WaH: Was the transition from producing to directing difficult and what advice would you have for people who are interested in making the shift?LGK: I made the transition to directing documentaries with the great help of my Co-Director on The World According to Sesame Street, Linda Hawkins Costigan. She was a gracious teacher, and a wonderful collaborator. Additionally, working with Kate Amend as our director - two of her films have won Academy Awards - we had the greatest mentor, teacher, and collaborator anyone could ask for. She's BRILLIANT!
WaH: Do you have the directing bug now? Are you planning on making another film?LGK: I'm still producing scripted features, and I am already working on a new documentary project with Norman Lear and Lara Bergthold.
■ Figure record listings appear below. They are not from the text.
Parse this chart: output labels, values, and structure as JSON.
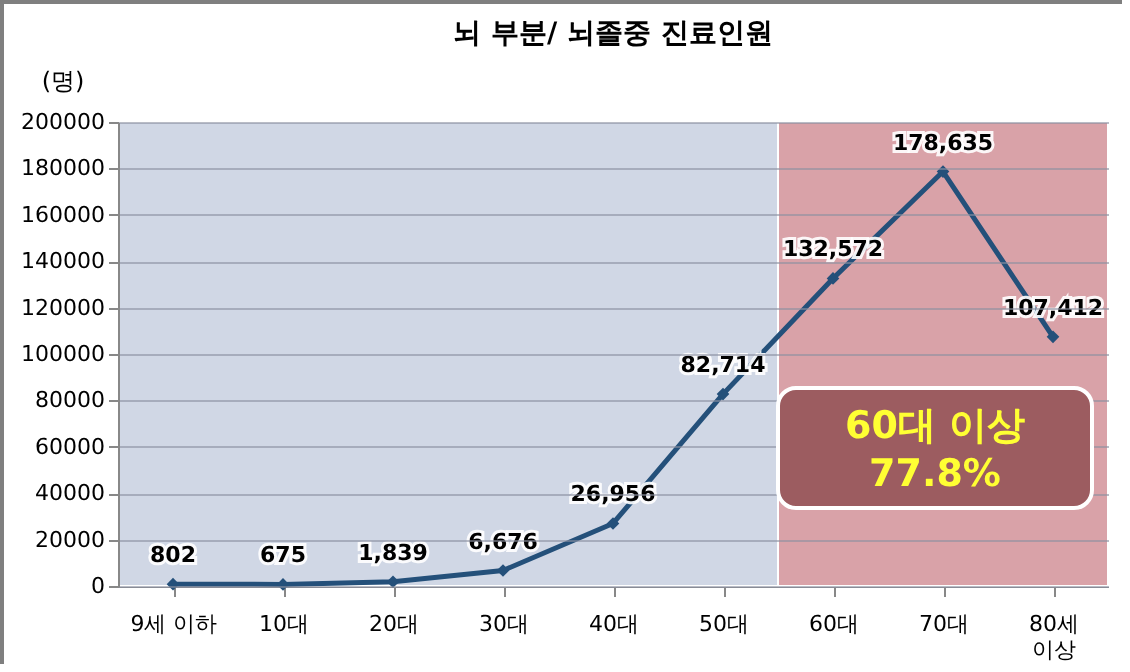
{
  "chart_data": {
    "type": "line",
    "title": "뇌 부분/ 뇌졸중 진료인원",
    "ylabel": "(명)",
    "categories": [
      "9세 이하",
      "10대",
      "20대",
      "30대",
      "40대",
      "50대",
      "60대",
      "70대",
      "80세 이상"
    ],
    "series": [
      {
        "color": "#24507a",
        "values": [
          802,
          675,
          1839,
          6676,
          26956,
          82714,
          132572,
          178635,
          107412
        ],
        "value_labels": [
          "802",
          "675",
          "1,839",
          "6,676",
          "26,956",
          "82,714",
          "132,572",
          "178,635",
          "107,412"
        ]
      }
    ],
    "ylim": [
      0,
      200000
    ],
    "yticks": [
      0,
      20000,
      40000,
      60000,
      80000,
      100000,
      120000,
      140000,
      160000,
      180000,
      200000
    ],
    "grid": "y",
    "marker": "diamond",
    "line_style": "solid",
    "bands": [
      {
        "axis": "x",
        "from": "9세 이하",
        "to": "50대",
        "color": "#d0d7e5"
      },
      {
        "axis": "x",
        "from": "60대",
        "to": "80세 이상",
        "color": "#d9a2a8",
        "label": "60대 이상 77.8%"
      }
    ]
  }
}
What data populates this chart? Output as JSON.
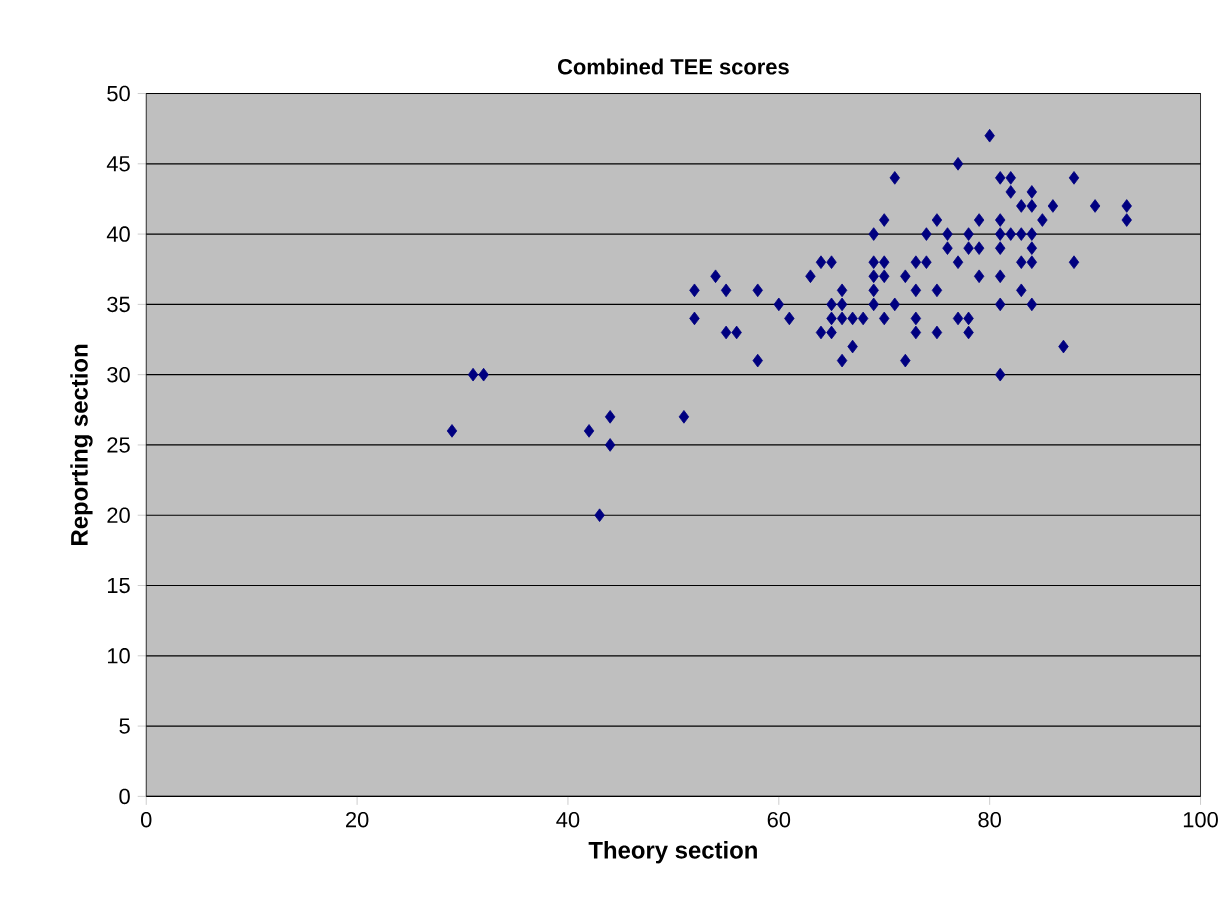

It is about the Declaration of Independence and the relevance of the document today. And it will be fun and engaging - I promise!
WaH: What do you want people to get out of the film?LGK: I made a film about adolescence and what going through it is like for a specific group of girls. Adolescence is always about wanting desperately to be individuals, and also about wanting desperately to fit in. For every teenager it’s about finding that balance. And for every teenager there are issues that make finding it hard. These girls are totally unique and totally like every teenager everywhere—in the world. They illuminate, beautifully, the universal search for identity that we all have. I hope that people come away from the film with a better understanding of themselves, and compassion for others.
WaH: What did you have to leave on the cutting room floor that you wish you could have kept in the film?LGK: Oh, there was so much great stuff I wished I could have included in the film....but I promise, much of it will be on the DVD 'extras'! Additionally, I interviewed several experts in the fields of adoption and child development; as the girls told their own stories so well, I didn't need or want the experts to interrupt the flow of the film. I do plan on cutting an educational companion piece with the experts, as well as some footage of the girls that didn't make it in the film. I am looking for funding for that companion piece now.